Explain, don’t argue. If you’re puzzled or upset by something the other person has said or done, resist the temptation to hurl accusations. Instead, explain your reaction. Providing an explanation is important: Disputes often arise because of an innocent misunderstanding that can be easily rectified. If you can clear up the confusion, you may even discover that you’re both on the same side of the issue.
Let the other person save face. Although the urge to humiliate can sometimes be strong, people are more likely to accept your viewpoint if you don’t make it embarrassing for them to do so. Once you scream, “You’re an idiot!” loud enough to be heard on Jupiter, it’s a lot harder to reorient the discussion so that the other person can save face. You may not agree with the other person’s ideas, but try to respect his or her right to have an opinion that differs from your own. See this as an opportunity to practice being empathetic. Rare is the situation in which you can’t find merit in the other person’s views. If you can avoid being vehemently one-sided, you’re more likely to resolve the dispute to your mutual satisfaction.

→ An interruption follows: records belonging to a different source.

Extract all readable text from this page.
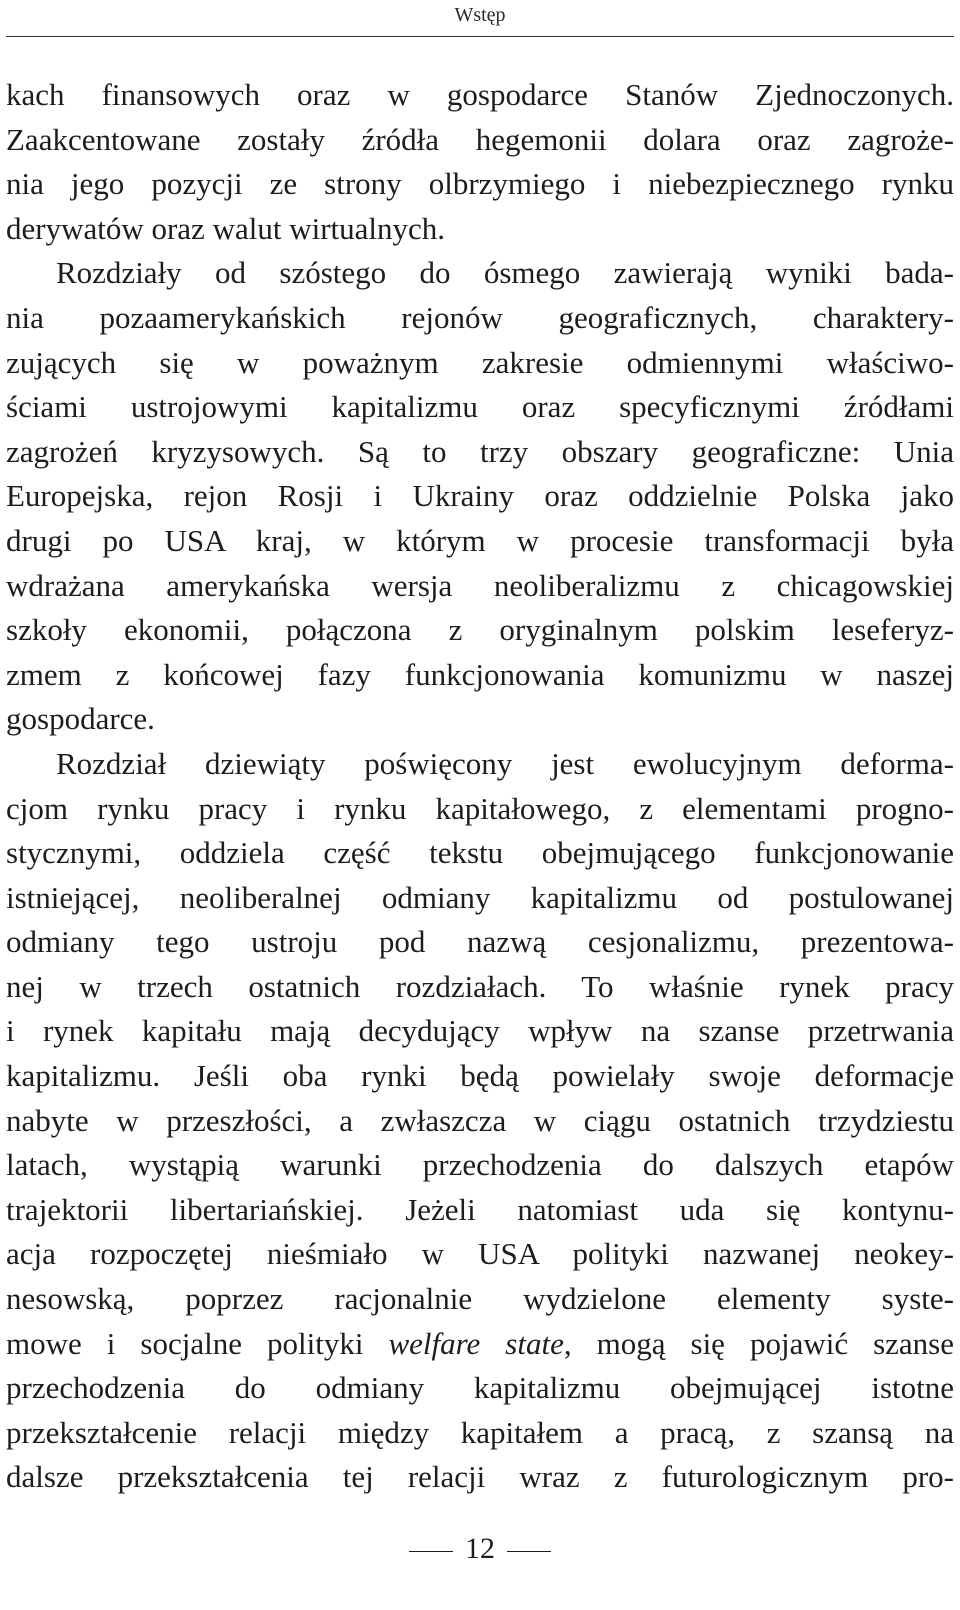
Wstęp
kach finansowych oraz w gospodarce Stanów Zjednoczonych.
Zaakcentowane zostały źródła hegemonii dolara oraz zagroże-
nia jego pozycji ze strony olbrzymiego i niebezpiecznego rynku
derywatów oraz walut wirtualnych.
Rozdziały od szóstego do ósmego zawierają wyniki bada-
nia pozaamerykańskich rejonów geograficznych, charaktery-
zujących się w poważnym zakresie odmiennymi właściwo-
ściami ustrojowymi kapitalizmu oraz specyficznymi źródłami
zagrożeń kryzysowych. Są to trzy obszary geograficzne: Unia
Europejska, rejon Rosji i Ukrainy oraz oddzielnie Polska jako
drugi po USA kraj, w którym w procesie transformacji była
wdrażana amerykańska wersja neoliberalizmu z chicagowskiej
szkoły ekonomii, połączona z oryginalnym polskim leseferyz-
zmem z końcowej fazy funkcjonowania komunizmu w naszej
gospodarce.
Rozdział dziewiąty poświęcony jest ewolucyjnym deforma-
cjom rynku pracy i rynku kapitałowego, z elementami progno-
stycznymi, oddziela część tekstu obejmującego funkcjonowanie
istniejącej, neoliberalnej odmiany kapitalizmu od postulowanej
odmiany tego ustroju pod nazwą cesjonalizmu, prezentowa-
nej w trzech ostatnich rozdziałach. To właśnie rynek pracy
i rynek kapitału mają decydujący wpływ na szanse przetrwania
kapitalizmu. Jeśli oba rynki będą powielały swoje deformacje
nabyte w przeszłości, a zwłaszcza w ciągu ostatnich trzydziestu
latach, wystąpią warunki przechodzenia do dalszych etapów
trajektorii libertariańskiej. Jeżeli natomiast uda się kontynu-
acja rozpoczętej nieśmiało w USA polityki nazwanej neokey-
nesowską, poprzez racjonalnie wydzielone elementy syste-
mowe i socjalne polityki welfare state, mogą się pojawić szanse
przechodzenia do odmiany kapitalizmu obejmującej istotne
przekształcenie relacji między kapitałem a pracą, z szansą na
dalsze przekształcenia tej relacji wraz z futurologicznym pro-
12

Swap places. Trading places with someone else provides a way for both of you to put on an Empathy Suit. For some agreed-upon duration, discuss the issues as if each of you were the other person. Using your imaginary Perspecto-scope, try to peer into each other’s mind, and then explain the other person’s viewpoint as if it were your own. Another approach is to get together with colleagues and create a scenario in which you take on the role of that other person and ask someone else to stand in as you. Or simply imagine yourself as that person, and make a case for his or her perspective. Don’t be surprised if you actually begin to see the other person’s perspective in ways you hadn’t been able to imagine previously. With awareness of that perspective, you may see a new way of presenting your ideas—one that takes that perspective into account.
Seek a win-win solution. You’re more likely to find a win-win solution if you actively seek one. Even if you are adamant that your position is the only acceptable one, look for ways for the other person to benefit. If you’re determined to fight till you win, you may succeed, but you may also pay a price. The grapevine has a way of turning today’s victories into tomorrow’s losses. What does it say about you if the only way you can succeed is by bludgeoning the other person into submission? If you are both willing to give a little, together you can gain a lot.
If reacting automatically or at a lofty decibel level has been your style, or if you have habitually dismissed or discounted those whose behavior you’ve found troublesome, dare to try new behavior. Be alert the next time someone provokes you. If today is an average day, you may not have to wait long. When you feel provoked, take a deep breath and count to one hundred. Then, with your imaginary Perspectoscope in hand, use the ideas discussed in this chapter, and keep on using them until they become second nature. If you treat people with respect, and adopt a collaborative, mutually beneficial manner, even when you disagree with them or are puzzled by their behavior, you’ll save yourself a lot of trouble. In the process, you may find that your differences aren’t so major after all.